The second paper, as indicated by its title, focuses on the energy component of data centers. The author, who I had the chance to speak with after reading his paper, is a former investment banking financial analyst; his facility for research and digging into numbers certainly shows in the paper. He has done a lot of digging into the cost structures of data centers; specifically, he decomposed the cost structure of a huge Microsoft data center (on the order of 100K servers in a single facility) in San Antonio, Texas. His paper quotes a Microsoft source (uncited, unfortunately) that energy comprises 82% of the total cost of running a data center.

Denegri digs into the deal that Microsoft struck with the City of San Antonio for property tax relief as well as with the local power company, CPS Energy. From his research, he concludes that Microsoft obtains a 22% discount on its property taxes (this is based on a discount extended to companies that make very large real property investments). With regard to power, Microsoft obtains a 45% discount, based on using enough electricity to fall into a "Super Large Power" user category. This advantage may be enhanced in the future, Denegri states, because of potential taxes to be applied to carbon-based power. Microsoft may be able to strike an arrangement to have its data center powered by clean energy sources (e.g., wind or solar), thereby avoiding these additional taxes.

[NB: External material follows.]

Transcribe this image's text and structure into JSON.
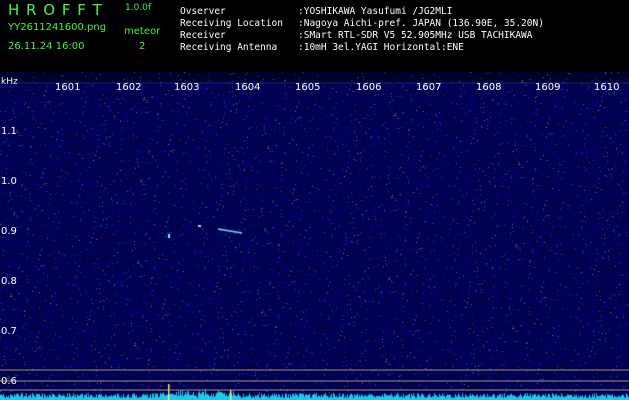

One cost factor touched only briefly addressed in both papers is labor costs. Both note that these large data centers tend to run leanly staffed; indeed, the Microsoft paper specifically notes that one factor in reducing costs is the high level of operations automation in these cloud centers. In fact, it states that one of the largest source of problems in data centers is manual management, which introduces breakages. It goes on to say that another factor in lean operations costs is hardware standardization. In contrast to corporate data centers, in which the servers tend to be procured on a project-by-project basis, which introduces heterogeneity, cloud centers focus on homogeneity in hardware.